It was the sound of the servant’s step on the stairs and the ominous rattle of the dinner things which finally checked her tears; she was not going to be caught crying, and hastily beat a retreat into her bedroom.

“If they see me like this they will imagine Ralph is unkind to me!” she thought, shocked at her own reflection in the looking-glass. “Oh dear, how I wish he were at home! And yet I don’t, for if he were here just now I know I couldn’t resist telling him everything, and that would worry him; and he shall not be worried just now when he is so specially busy studying ‘Hamlet.’”

Macneillie returning from the theatre soon after, could not but observe at their tête à tête dinner that his companion had been crying, but like the sensible man he was he affected utter blindness and did the lion’s share of the talking.

“Can you spare me a little time this afternoon,” he said as he rose from the table. “I want to drive over to a village about three miles from here, the day is so bright I don’t think you would take cold.”

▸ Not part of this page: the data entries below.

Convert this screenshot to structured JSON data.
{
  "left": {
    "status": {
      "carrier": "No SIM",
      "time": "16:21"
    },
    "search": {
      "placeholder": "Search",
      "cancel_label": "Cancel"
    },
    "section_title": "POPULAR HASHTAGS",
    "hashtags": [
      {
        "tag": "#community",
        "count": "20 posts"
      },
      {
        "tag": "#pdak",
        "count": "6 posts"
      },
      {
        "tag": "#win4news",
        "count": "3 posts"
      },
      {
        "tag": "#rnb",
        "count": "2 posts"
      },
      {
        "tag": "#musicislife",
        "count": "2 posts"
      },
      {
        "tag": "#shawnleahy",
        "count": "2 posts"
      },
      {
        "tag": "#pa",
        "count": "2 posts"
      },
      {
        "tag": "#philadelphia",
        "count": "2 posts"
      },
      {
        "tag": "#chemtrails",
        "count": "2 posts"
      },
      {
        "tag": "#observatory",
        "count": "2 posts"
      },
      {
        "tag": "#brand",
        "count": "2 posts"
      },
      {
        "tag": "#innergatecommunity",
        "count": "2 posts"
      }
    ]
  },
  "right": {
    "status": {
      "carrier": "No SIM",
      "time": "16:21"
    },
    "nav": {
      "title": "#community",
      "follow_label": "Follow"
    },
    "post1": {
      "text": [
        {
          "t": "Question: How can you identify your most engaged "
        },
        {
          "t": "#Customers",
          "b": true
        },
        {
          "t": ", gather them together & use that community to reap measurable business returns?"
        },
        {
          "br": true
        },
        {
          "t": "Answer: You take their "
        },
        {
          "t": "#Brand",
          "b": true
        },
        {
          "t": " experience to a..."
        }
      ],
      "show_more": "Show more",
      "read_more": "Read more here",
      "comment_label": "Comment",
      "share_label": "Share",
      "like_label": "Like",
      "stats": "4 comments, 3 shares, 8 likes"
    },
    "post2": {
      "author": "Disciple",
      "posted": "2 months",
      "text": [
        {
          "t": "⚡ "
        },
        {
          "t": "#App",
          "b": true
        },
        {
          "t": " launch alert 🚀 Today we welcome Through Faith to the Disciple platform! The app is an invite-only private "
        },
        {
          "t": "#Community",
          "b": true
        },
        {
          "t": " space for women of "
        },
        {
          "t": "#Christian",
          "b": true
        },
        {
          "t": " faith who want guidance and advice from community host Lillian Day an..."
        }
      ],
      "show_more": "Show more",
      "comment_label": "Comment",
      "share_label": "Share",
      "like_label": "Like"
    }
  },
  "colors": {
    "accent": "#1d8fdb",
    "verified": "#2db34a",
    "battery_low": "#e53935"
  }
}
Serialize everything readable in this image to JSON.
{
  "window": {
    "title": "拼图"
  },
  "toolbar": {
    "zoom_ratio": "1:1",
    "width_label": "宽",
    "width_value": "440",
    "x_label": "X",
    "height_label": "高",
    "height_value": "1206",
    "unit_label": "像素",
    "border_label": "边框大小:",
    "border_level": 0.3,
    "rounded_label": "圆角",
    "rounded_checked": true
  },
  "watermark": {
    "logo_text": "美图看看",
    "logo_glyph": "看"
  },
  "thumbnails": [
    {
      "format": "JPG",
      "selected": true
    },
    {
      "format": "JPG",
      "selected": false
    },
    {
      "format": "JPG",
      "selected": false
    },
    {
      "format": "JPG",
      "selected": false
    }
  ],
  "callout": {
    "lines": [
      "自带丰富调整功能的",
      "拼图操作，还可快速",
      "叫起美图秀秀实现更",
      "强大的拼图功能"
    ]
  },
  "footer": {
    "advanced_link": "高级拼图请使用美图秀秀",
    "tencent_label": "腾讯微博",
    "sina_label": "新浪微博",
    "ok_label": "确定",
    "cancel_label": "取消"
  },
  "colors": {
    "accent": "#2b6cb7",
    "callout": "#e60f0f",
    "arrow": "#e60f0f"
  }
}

Evereld gladly assented, and Macneillie, who as an old traveller was an adept at making people comfortable with rugs and cushions, tucked her comfortably into the best open carriage he had been able to secure and was glad to see that the fresh air soon brought back the colour to her face and the light to her eyes.

“You and I have both had a dull morning. I have been bored to death with people incessantly wanting to speak to me, and you I suppose have been bored by being too much alone.”

“No,” she said, “I have not been much alone; Mrs. Brinton came to me first, and after she had gone Ivy came. They both of them vexed me somehow, but I think it was my own fault.”

Macneillie meditated for a few minutes. He had not studied character all these years for nothing, and Evereld’s transparent honesty and straightforwardness made her easy reading. Myra he had known for a long time both before her engagement and since her marriage; she was a much more complex character, but he understood her thoroughly and had noted, though she little guessed it, that she was jealous both of Evereld’s happiness and of Ivy’s success in her profession: moreover he was not without a shrewd suspicion that she was just a little bit in love with Ralph herself.

“Life is never altogether easy when a great number of people are going about the world together,” he said. “There are sure to be little rubs. If you have ever seen anything of military life you will understand that. The officers’ wives and families are pretty sure to have their quarrels and little differences now and then, but in the main there is a certain loyalty that binds them together. It is just the same with us. I have known people not on speaking terms for weeks, but they generally have a good-natured reconciliation before the end of the tour.”

“Yes,” said Evereld, “I can quite fancy that. And I know if I hadn’t been horrid and suspicious things would have been different this morning. Please don’t say anything about it to Ralph, I don’t want him to know that I had been crying.”